Table 1 Generalized linear model at 3000 ppm of phosphine, showing the effects of the exposure time and the post exposure time, for each population and species.
Figure 1
figure 1

Percentage (% ± SE) of immobilized adults of two populations (phosphine-susceptible and -resistant) of R. dominica (A), S. oryzae (B), O. surinamensis (C) and T. castaneum (D), after different exposure times to phosphine at 3000 ppm (in min). Means with asterisks indicated differences between susceptible and resistant populations according to Student’s t-test, at n-2 degrees of freedom and at 0.05. According to t-test, the parameters for each exposure interval were: for R. dominica at 30 min t = 5.5, P < 0.01, at 60 min t = 3.5, P < 0.01, at 150 min t = 3.0, P < 0.01, at 300 min t = 2.2, P < 0.01, for O. surinamensis at 30 min t = 3.2, P < 0.01, at 60 min t = 2.7, P < 0.01, at 90 min t = 2.9, P < 0.01, for T. castaneum at 30 min t = 7.5, P < 0.01, at 90 min t = 27.8, P < 0.01, at 150 min t = 3.8, P < 0.01, at 300 min t = 7.6, P < 0.01. In all cases, df value was 10.

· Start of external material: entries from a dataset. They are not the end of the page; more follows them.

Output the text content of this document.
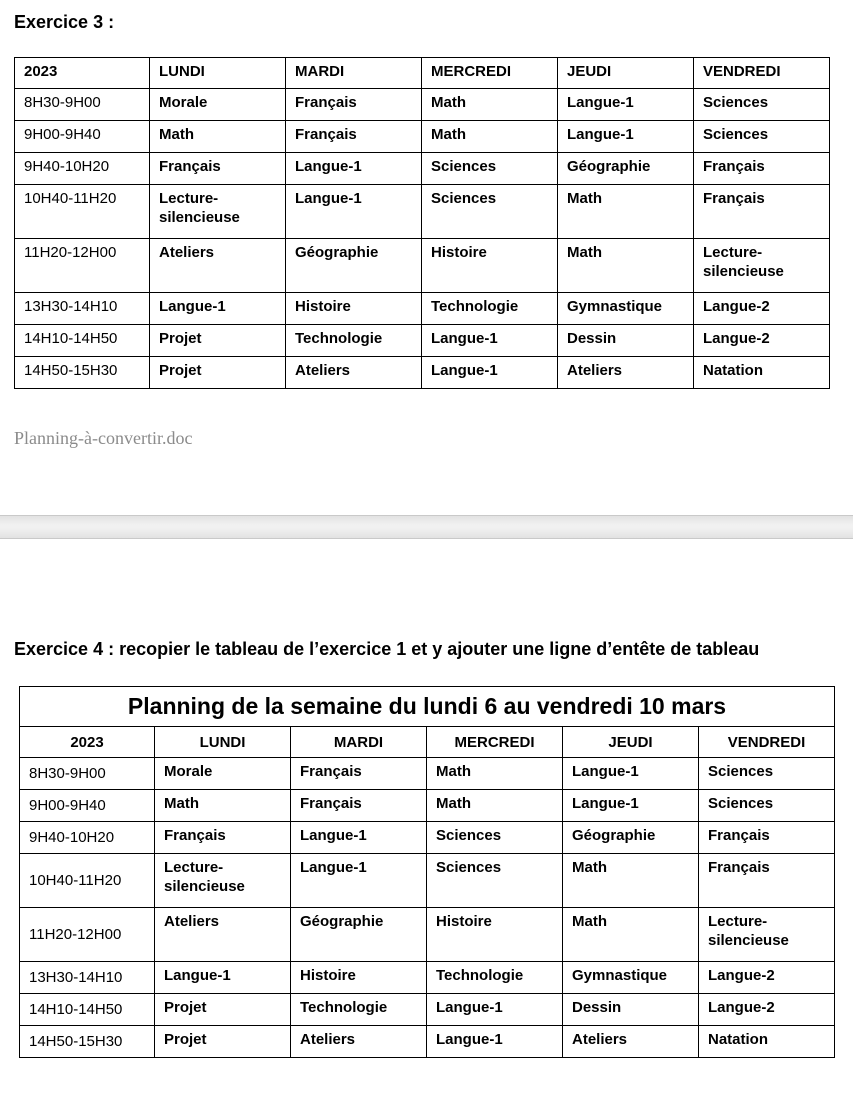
Exercice 3 :
2023	LUNDI	MARDI	MERCREDI	JEUDI	VENDREDI
8H30-9H00	Morale	Français	Math	Langue-1	Sciences
9H00-9H40	Math	Français	Math	Langue-1	Sciences
9H40-10H20	Français	Langue-1	Sciences	Géographie	Français
10H40-11H20	Lecture-silencieuse	Langue-1	Sciences	Math	Français
11H20-12H00	Ateliers	Géographie	Histoire	Math	Lecture-silencieuse
13H30-14H10	Langue-1	Histoire	Technologie	Gymnastique	Langue-2
14H10-14H50	Projet	Technologie	Langue-1	Dessin	Langue-2
14H50-15H30	Projet	Ateliers	Langue-1	Ateliers	Natation
Planning-à-convertir.doc
Exercice 4 : recopier le tableau de l’exercice 1 et y ajouter une ligne d’entête de tableau
Planning de la semaine du lundi 6 au vendredi 10 mars					
2023	LUNDI	MARDI	MERCREDI	JEUDI	VENDREDI
8H30-9H00	Morale	Français	Math	Langue-1	Sciences
9H00-9H40	Math	Français	Math	Langue-1	Sciences
9H40-10H20	Français	Langue-1	Sciences	Géographie	Français
10H40-11H20	Lecture-silencieuse	Langue-1	Sciences	Math	Français
11H20-12H00	Ateliers	Géographie	Histoire	Math	Lecture-silencieuse
13H30-14H10	Langue-1	Histoire	Technologie	Gymnastique	Langue-2
14H10-14H50	Projet	Technologie	Langue-1	Dessin	Langue-2
14H50-15H30	Projet	Ateliers	Langue-1	Ateliers	Natation
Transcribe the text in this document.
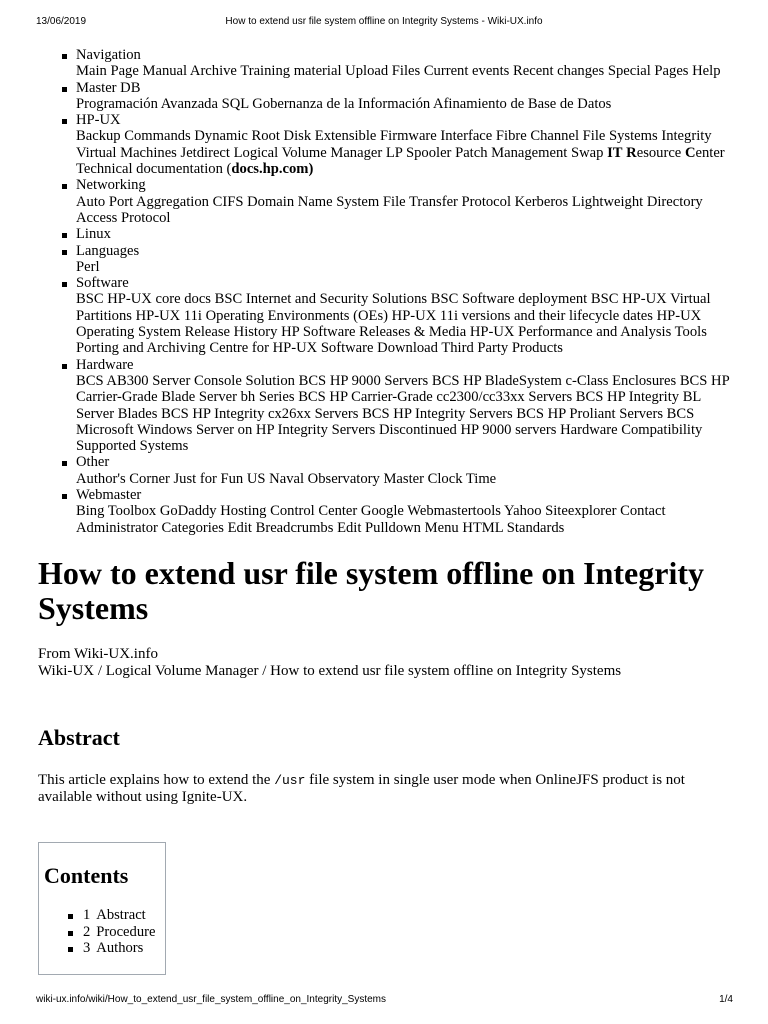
13/06/2019	How to extend usr file system offline on Integrity Systems - Wiki-UX.info
Navigation
Main Page Manual Archive Training material Upload Files Current events Recent changes Special Pages Help
Master DB
Programación Avanzada SQL Gobernanza de la Información Afinamiento de Base de Datos
HP-UX
Backup Commands Dynamic Root Disk Extensible Firmware Interface Fibre Channel File Systems Integrity Virtual Machines Jetdirect Logical Volume Manager LP Spooler Patch Management Swap IT Resource Center Technical documentation (docs.hp.com)
Networking
Auto Port Aggregation CIFS Domain Name System File Transfer Protocol Kerberos Lightweight Directory Access Protocol
Linux
Languages
Perl
Software
BSC HP-UX core docs BSC Internet and Security Solutions BSC Software deployment BSC HP-UX Virtual Partitions HP-UX 11i Operating Environments (OEs) HP-UX 11i versions and their lifecycle dates HP-UX Operating System Release History HP Software Releases & Media HP-UX Performance and Analysis Tools Porting and Archiving Centre for HP-UX Software Download Third Party Products
Hardware
BCS AB300 Server Console Solution BCS HP 9000 Servers BCS HP BladeSystem c-Class Enclosures BCS HP Carrier-Grade Blade Server bh Series BCS HP Carrier-Grade cc2300/cc33xx Servers BCS HP Integrity BL Server Blades BCS HP Integrity cx26xx Servers BCS HP Integrity Servers BCS HP Proliant Servers BCS Microsoft Windows Server on HP Integrity Servers Discontinued HP 9000 servers Hardware Compatibility Supported Systems
Other
Author's Corner Just for Fun US Naval Observatory Master Clock Time
Webmaster
Bing Toolbox GoDaddy Hosting Control Center Google Webmastertools Yahoo Siteexplorer Contact Administrator Categories Edit Breadcrumbs Edit Pulldown Menu HTML Standards
How to extend usr file system offline on Integrity Systems
From Wiki-UX.info
Wiki-UX / Logical Volume Manager / How to extend usr file system offline on Integrity Systems
Abstract
This article explains how to extend the /usr file system in single user mode when OnlineJFS product is not available without using Ignite-UX.
Contents
1 Abstract
2 Procedure
3 Authors
wiki-ux.info/wiki/How_to_extend_usr_file_system_offline_on_Integrity_Systems	1/4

The non-linearity in adult immobilization response was more evident at the post-exposure periods for both susceptible and resistant populations (Figs. 2 and 3). In the majority of the cases, the exposure-immobilization relationship was better described by either cubic or quadratic regressions (Table 2). Regarding the susceptible populations, we observed a temporary decrease of the percentage of immobilized adults one day after the termination of the exposure, but only in some of the combinations tested (Fig. 2). This phenomenon was expressed much more vigorously in adults that had been exposed for short intervals, i.e. 15–60 min, while, for longer exposure intervals, such as 300 min, the response tends to become more linear. Moreover, for some short exposures, this reduction occurs later, i.e. 2 days after the termination of the exposure, such as in the susceptible O. surinamensis population for the 30 min interval (Fig. 2C), or does not occur at all, such as in the susceptible T. castaneum for the 15 min interval (Fig. 2D).

Figure 2
figure 2

Percentage (%) of immobilized adults of laboratory populations of R. dominica (A), S. oryzae (B), O. surinamensis (C) and T. castaneum (D), for each exposure interval (15, 30, 60, 90, 150 and 300 min) after exposure to phosphine at 3000 ppm for different post exposure intervals (2 h, 1, 2 and 7 days). The equations for each exposure interval for each species are presented in Table 3.

Figure 3
figure 3

Percentage (%) of immobilized adults of resistant populations of R. dominica GA6 (A), S. oryzae 3TAB (B), O. surinamensis ASC11 (C) and T. castaneum BTS (D) for each exposure interval (15, 30, 60, 90, 150 and 300 min) after exposure to phosphine at 3000 ppm for different post exposure intervals (2 h, 1, 2 and 7 days). The equations for each exposure interval for each species are presented in Table 3.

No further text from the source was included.